Direct-to-consumer revenues in mainland China rose 41.7 percent as Canada Goose’s global e-commerce revenues increased 39.3 percent. Physical retail is still hamstrung by COVID-19 and seven of the company’s 28 stores are currently closed due to the pandemic.

Canada Goose was profitable in the quarter, but saw its comprehensive income slip 8 percent to 105.5 million Canadian dollars from 114.7 million Canadian dollars.

That was more than enough for Wall Street, which pushed shares of the parka-maker up 22 percent to $42.90 on Thursday.
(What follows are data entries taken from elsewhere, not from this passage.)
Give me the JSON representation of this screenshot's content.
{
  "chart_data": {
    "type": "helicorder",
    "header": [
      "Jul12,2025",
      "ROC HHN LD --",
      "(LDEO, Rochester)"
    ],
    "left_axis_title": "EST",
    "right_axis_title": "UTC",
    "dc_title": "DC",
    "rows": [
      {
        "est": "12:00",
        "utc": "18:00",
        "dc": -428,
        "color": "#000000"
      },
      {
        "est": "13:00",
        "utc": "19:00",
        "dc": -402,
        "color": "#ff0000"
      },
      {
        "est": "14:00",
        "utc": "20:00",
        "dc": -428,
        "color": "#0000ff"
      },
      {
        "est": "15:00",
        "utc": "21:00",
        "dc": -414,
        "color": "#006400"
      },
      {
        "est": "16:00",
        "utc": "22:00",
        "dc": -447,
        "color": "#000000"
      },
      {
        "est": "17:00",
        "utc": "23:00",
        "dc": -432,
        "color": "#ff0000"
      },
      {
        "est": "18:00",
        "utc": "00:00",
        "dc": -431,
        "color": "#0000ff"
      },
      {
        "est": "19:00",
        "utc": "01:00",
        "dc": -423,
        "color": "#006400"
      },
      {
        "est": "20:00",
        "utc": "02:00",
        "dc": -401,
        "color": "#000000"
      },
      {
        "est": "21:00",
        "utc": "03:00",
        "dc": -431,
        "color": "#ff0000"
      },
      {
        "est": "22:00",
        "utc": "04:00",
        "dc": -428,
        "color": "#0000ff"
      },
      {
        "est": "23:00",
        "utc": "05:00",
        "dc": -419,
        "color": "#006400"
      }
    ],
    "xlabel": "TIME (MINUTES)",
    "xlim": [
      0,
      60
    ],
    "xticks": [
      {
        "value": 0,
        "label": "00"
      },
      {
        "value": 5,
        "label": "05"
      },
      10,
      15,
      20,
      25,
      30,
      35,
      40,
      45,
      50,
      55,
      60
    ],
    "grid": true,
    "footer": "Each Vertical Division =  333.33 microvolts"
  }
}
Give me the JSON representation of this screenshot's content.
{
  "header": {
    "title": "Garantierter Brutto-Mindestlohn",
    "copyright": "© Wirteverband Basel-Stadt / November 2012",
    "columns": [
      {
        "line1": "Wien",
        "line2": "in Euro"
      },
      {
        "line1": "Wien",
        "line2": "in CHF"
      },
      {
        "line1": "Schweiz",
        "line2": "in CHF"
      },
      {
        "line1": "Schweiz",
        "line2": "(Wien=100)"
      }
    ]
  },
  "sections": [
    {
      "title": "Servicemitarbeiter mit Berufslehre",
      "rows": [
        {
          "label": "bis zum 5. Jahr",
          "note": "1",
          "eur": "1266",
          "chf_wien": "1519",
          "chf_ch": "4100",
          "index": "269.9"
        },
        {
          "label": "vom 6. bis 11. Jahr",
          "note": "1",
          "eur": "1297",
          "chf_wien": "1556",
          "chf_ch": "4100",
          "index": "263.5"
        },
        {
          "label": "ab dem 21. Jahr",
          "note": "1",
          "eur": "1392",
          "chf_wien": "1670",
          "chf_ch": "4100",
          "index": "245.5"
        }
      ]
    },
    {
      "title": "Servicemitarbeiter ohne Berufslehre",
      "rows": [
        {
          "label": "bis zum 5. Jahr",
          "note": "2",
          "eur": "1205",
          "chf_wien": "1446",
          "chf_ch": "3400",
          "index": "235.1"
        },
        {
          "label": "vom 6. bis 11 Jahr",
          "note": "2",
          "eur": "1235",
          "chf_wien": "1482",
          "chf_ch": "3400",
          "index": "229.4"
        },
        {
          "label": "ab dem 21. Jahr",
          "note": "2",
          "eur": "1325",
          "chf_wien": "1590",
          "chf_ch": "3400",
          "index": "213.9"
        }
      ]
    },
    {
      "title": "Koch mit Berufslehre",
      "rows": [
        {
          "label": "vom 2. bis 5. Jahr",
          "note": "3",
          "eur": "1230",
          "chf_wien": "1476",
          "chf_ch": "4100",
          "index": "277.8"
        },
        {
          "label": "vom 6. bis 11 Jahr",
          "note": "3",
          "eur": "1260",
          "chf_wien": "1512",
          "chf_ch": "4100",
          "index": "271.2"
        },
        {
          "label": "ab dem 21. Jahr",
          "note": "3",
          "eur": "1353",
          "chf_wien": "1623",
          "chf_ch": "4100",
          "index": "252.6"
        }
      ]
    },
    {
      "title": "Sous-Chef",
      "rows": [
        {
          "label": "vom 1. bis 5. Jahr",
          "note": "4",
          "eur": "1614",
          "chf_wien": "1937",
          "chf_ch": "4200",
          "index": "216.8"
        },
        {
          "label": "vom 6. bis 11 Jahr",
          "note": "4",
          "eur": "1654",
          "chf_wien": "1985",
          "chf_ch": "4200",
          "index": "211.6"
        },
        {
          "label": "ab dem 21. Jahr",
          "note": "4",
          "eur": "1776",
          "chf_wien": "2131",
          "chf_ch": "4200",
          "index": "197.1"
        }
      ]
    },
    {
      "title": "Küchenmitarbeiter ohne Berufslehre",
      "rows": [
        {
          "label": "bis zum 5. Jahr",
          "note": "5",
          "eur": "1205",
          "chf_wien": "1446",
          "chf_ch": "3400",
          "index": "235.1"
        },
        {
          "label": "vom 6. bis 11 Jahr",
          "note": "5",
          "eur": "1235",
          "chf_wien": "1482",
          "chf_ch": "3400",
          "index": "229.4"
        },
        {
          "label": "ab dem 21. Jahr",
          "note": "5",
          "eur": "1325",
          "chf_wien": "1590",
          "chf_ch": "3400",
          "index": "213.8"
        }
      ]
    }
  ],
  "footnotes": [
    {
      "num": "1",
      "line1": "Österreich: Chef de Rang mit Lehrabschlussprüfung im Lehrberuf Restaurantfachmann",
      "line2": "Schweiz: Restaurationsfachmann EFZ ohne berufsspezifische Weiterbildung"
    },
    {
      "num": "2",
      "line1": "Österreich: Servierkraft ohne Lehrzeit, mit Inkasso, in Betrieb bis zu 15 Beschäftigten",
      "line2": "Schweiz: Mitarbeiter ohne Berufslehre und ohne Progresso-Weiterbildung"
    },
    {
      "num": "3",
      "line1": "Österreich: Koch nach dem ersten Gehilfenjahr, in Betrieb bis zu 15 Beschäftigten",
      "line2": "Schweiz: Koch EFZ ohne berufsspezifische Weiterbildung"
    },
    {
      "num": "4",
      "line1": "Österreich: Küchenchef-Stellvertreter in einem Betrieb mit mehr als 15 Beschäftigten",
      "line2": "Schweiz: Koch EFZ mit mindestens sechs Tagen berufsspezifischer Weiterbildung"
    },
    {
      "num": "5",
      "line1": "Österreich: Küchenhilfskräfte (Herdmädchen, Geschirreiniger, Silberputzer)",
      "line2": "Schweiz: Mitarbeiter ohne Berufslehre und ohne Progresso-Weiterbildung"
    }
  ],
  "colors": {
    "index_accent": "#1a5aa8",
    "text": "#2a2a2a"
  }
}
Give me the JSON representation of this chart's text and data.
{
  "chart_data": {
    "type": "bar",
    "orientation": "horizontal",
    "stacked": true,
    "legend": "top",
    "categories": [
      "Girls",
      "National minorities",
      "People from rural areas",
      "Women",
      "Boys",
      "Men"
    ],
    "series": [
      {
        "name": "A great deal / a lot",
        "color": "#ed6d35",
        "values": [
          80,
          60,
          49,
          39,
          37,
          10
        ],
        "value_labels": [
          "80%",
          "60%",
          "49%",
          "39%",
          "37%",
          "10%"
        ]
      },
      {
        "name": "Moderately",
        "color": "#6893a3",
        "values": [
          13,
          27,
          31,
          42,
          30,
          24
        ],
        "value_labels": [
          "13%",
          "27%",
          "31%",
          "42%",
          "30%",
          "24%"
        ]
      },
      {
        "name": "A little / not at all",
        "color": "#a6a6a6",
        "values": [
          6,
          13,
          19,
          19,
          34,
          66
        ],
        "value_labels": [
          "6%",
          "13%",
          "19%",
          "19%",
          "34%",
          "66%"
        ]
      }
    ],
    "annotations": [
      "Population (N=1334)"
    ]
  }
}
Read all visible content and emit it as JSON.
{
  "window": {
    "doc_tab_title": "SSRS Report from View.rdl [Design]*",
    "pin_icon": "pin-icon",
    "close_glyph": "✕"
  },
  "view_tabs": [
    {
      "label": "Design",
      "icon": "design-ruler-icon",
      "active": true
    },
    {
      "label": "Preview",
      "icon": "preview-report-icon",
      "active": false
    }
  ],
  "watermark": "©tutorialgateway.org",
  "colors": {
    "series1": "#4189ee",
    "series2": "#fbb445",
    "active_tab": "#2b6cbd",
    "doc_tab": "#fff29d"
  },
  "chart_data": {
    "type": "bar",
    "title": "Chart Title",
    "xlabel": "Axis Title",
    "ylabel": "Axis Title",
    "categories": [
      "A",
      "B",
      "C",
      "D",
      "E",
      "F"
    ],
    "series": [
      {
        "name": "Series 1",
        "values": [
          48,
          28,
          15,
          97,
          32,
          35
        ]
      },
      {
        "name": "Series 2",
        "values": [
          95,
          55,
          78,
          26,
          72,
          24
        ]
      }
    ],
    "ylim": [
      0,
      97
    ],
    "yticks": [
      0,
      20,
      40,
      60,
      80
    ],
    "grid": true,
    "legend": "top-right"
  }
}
“The third quarter is always our biggest quarter, this is our largest quarter on record — in the middle of a pandemic,” crowed Reiss in an interview with WWD. “We delivered against our strategy and outperformed our expectations.” 

Reiss’ overarching plan and message has been remarkably consistent before and through the pandemic.

He sees Canada Goose as a brand based in function — first and foremost the company’s parkas keep the wearer toasty —  and builds from there. 

The company came into the pandemic with a lot of sales momentum and a new business in China that has continued to grow as that country opened back up from its COVID-19 shutdowns. 

But even where consumers are locked down, the brand has been able to continue to grow. 

“We were able to strategically deploy resources and change course in season to really bolster our digital platform,” Reiss said.

When the world opens back up — fingers crossed this year — Reiss said more resources can go back into stores. “Going forward, it’s going to be really important to have great synergies between brick and mortar stores and between our online platforms.” 

Asked about the impact of the near-complete travel shutdown, Reiss steered back to the power of the brand.  

“Consumers are going to buy our products wherever they are and if they’re able to travel, great. And if not, they’ll be able to buy them at home,” he said. 

Soon there’ll be more Canada Goose to buy, with the brand launching footwear in the fall.

Reiss said more categories were coming after that.

“People want real products, people want authentic products, people want things that work and we’re a function-first brand,” Reiss said.